When all was said and done, the 54-square-mile Cliff Creek Fire burned down only a pole barn, but commanded a robust response to protect homes up Granite Creek and on the outskirts of Bondurant.

At peak staffing levels more than 500 firefighters and an array of fixed-wing aircraft and helicopters fought back the wildfire, which burned all the way to the rock high on the south end of the Gros Ventre Range.

In time for most hunting seasons, the Cliff Creek Fire closure area was lifted last week. The final expense of the fire, most of which will be footed by the U.S. Forest Service, is expected to be $17 million, Bridger-Teton National Forest fire prevention education specialist Nan Stinson said.

On the east side of Togwotee Pass, the lightning-lit Lava Mountain Fire flared up the last week of July after smoldering for weeks. Topping out at 23 square miles, the blaze burned by numerous ranches, right up to Highway 26/287 and through portions of the well-developed Union Pass Road and other subdivisions.

No structures were lost, but more than 900 residents were directed to evacuate, and near peak staffing levels 750 firefighters, a half a dozen helicopters and 55 engines were trying to herd the wildfire away from the built environment.

Shoshone National Forest officials did not return phone calls Monday and Tuesday to provide a recap of the fire and report its final expense.

Near Jackson Hole, the Berry Fire was the last big blaze that fire managers had to deal with.

Among the first large wildfires within an ’88 fire scar, the 33-square-mile Berry Fire first burned with moderate activity for weeks on the remote west shore of Jackson Lake. Five straight hours of 15 to 20 mph winds on Aug. 23 changed that behavior, and in short order the wildfire jumped the northern tip of the lake and crossed over and shut down the highway, severing Jackson Hole’s direct route to Yellowstone.

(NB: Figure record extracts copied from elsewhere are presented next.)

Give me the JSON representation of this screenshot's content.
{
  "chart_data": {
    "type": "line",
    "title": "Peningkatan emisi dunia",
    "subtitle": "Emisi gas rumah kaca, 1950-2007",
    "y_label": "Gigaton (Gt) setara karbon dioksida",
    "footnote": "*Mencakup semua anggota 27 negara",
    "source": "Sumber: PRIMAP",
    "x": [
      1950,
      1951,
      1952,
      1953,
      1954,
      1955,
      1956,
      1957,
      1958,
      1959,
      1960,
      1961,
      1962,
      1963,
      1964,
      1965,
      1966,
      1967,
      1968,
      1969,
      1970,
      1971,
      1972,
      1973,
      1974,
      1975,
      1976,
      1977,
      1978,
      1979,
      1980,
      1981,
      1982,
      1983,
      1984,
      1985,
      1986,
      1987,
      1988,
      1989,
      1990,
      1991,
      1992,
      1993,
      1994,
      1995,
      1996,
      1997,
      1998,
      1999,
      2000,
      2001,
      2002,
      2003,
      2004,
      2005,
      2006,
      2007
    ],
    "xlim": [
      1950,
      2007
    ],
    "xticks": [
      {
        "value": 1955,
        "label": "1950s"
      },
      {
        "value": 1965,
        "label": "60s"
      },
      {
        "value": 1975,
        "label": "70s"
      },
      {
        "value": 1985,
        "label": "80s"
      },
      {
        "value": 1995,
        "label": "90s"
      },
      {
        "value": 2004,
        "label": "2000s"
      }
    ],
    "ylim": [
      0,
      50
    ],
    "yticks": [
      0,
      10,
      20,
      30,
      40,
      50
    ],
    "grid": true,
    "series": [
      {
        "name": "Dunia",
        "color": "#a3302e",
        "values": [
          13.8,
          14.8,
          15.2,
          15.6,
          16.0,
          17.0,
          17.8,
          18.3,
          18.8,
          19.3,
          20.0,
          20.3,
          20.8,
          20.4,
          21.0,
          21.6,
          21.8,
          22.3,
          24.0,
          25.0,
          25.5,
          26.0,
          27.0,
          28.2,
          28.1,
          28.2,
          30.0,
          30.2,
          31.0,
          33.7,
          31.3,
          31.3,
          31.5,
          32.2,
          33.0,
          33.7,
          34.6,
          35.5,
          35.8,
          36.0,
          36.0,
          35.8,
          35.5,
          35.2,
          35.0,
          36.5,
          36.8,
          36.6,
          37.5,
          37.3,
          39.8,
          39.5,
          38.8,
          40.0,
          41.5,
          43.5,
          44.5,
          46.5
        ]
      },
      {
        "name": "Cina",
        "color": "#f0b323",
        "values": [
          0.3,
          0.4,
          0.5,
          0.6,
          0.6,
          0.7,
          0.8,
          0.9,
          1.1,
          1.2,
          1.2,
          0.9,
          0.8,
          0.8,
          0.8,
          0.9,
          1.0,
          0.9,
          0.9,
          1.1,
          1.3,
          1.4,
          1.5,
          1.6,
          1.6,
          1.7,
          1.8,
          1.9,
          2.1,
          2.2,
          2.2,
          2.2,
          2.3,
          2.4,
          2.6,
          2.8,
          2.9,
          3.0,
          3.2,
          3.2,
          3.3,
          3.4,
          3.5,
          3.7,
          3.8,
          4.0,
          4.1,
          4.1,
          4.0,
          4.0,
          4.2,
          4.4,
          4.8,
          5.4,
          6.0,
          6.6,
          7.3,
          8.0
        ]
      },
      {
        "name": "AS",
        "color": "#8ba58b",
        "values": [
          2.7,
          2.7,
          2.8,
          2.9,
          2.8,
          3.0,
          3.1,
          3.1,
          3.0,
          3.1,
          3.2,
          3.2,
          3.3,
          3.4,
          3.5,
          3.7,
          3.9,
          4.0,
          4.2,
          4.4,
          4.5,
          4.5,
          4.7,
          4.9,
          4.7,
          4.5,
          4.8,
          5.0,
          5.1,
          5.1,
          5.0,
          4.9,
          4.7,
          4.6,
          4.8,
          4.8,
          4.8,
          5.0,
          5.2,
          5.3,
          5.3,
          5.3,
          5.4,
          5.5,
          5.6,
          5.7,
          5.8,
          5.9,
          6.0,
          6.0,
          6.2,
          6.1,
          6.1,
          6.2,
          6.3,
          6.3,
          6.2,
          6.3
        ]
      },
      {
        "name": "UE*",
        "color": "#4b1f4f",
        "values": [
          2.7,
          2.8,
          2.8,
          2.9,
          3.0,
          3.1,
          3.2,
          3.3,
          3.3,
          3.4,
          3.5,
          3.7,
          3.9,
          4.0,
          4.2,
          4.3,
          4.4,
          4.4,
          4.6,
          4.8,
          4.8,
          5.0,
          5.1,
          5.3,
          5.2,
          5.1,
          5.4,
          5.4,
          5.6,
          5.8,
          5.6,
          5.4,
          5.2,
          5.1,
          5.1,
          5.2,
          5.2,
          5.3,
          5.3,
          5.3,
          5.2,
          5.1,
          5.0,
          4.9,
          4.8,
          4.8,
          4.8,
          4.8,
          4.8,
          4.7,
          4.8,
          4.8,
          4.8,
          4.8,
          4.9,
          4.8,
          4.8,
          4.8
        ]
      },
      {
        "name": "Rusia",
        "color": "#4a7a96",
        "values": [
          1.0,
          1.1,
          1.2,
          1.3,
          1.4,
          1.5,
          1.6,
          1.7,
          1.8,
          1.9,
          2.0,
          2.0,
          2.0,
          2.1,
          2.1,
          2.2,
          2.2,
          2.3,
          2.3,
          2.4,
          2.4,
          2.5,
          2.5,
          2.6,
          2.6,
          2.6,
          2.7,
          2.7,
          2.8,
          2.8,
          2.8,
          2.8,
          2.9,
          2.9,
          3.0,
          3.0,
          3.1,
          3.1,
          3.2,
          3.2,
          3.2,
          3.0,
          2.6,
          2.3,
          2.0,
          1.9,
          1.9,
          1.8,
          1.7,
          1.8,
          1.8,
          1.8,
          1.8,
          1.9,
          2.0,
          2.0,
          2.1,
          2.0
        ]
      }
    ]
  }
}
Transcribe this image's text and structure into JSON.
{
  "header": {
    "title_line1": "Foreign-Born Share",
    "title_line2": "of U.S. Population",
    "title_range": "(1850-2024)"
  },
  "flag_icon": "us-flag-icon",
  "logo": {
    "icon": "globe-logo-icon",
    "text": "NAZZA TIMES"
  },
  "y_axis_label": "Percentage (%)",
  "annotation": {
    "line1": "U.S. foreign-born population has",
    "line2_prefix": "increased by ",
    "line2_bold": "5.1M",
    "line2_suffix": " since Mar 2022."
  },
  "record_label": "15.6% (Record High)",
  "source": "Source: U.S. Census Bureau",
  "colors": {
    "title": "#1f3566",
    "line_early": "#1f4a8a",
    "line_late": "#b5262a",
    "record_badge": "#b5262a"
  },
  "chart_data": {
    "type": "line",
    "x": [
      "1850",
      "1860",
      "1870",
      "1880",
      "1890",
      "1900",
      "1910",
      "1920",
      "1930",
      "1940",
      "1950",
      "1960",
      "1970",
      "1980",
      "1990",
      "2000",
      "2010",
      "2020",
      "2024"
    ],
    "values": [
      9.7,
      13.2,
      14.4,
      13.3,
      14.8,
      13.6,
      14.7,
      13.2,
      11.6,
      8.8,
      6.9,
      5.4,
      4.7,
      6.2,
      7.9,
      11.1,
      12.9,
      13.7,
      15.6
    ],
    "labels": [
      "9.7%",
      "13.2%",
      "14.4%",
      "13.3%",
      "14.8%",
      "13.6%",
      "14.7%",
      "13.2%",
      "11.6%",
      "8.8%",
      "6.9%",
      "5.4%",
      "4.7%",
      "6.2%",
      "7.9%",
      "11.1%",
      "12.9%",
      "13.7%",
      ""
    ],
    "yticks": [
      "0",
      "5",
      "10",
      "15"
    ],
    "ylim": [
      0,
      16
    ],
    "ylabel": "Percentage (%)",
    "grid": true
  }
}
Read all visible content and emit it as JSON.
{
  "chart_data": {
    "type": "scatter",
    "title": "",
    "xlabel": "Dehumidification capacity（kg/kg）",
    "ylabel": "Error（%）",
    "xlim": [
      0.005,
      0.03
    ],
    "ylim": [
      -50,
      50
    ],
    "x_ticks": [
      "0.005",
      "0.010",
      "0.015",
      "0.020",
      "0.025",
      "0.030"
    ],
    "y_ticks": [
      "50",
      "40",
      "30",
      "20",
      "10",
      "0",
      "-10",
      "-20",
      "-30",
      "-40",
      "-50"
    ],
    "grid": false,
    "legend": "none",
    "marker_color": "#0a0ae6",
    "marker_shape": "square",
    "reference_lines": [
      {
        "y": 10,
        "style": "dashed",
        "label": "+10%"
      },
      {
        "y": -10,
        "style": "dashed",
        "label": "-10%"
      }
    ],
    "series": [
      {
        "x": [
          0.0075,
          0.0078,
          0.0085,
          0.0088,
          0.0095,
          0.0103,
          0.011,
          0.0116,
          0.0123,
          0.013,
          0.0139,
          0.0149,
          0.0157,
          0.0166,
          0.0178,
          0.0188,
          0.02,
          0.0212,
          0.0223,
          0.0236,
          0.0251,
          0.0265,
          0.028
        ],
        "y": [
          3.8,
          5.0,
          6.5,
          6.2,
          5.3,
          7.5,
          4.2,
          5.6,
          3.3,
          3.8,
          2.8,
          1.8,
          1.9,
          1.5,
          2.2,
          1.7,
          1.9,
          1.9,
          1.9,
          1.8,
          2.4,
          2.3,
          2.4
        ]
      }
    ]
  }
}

The big run repeated itself Sept. 11, when a front carrying even stronger winds pushed the Berry Fire 6 miles in six hours, right up to the buildings at Flagg Ranch, back across the highway and all the way to the south border of Yellowstone.

The final cost for the Berry Fire is approaching $9 million. Fire information officer Jake Brollier anticipates that tab won’t go up too much more, as cooler fall temperatures and higher humidity have caused the wildfire to die down since the push to the north 10 days ago.

“We would have to have a long period of significant warming and drying for it to really get a chance to get up and move again,” Brollier said. “But I can tell you with certainty that we’re not putting the fire out until the snow falls.”

Within Yellowstone, the large Fawn, Maple, Buffalo and Central fires were joined by a smattering of small fires that burned a few acres or less this summer. Similarly, small blazes, both from lightning and unattended campfires, were regular occurrences in Jackson Hole.

All told, the Yellowstone fires cost about $10.5 million to manage, an expense that is entirely incurred by the National Park Service and isn’t expected to grow much going forward, fire information officer Dave Schmitt said.

“We’re talking about wrapping up a lot of the work this week,” Schmitt said Tuesday. “We’re supposed to be getting rain here [today] and Thursday, and if that comes about it’ll be pretty well wound down.”

To Rankin, Yellowstone’s 2016 fire season provided another learning opportunity that adds to the body of knowledge about wildfire ecology and behavior.

“This is my 37th fire season in the park,” Rankin said, “and each one brings some new twist of what we think we know about fire in these landscapes.”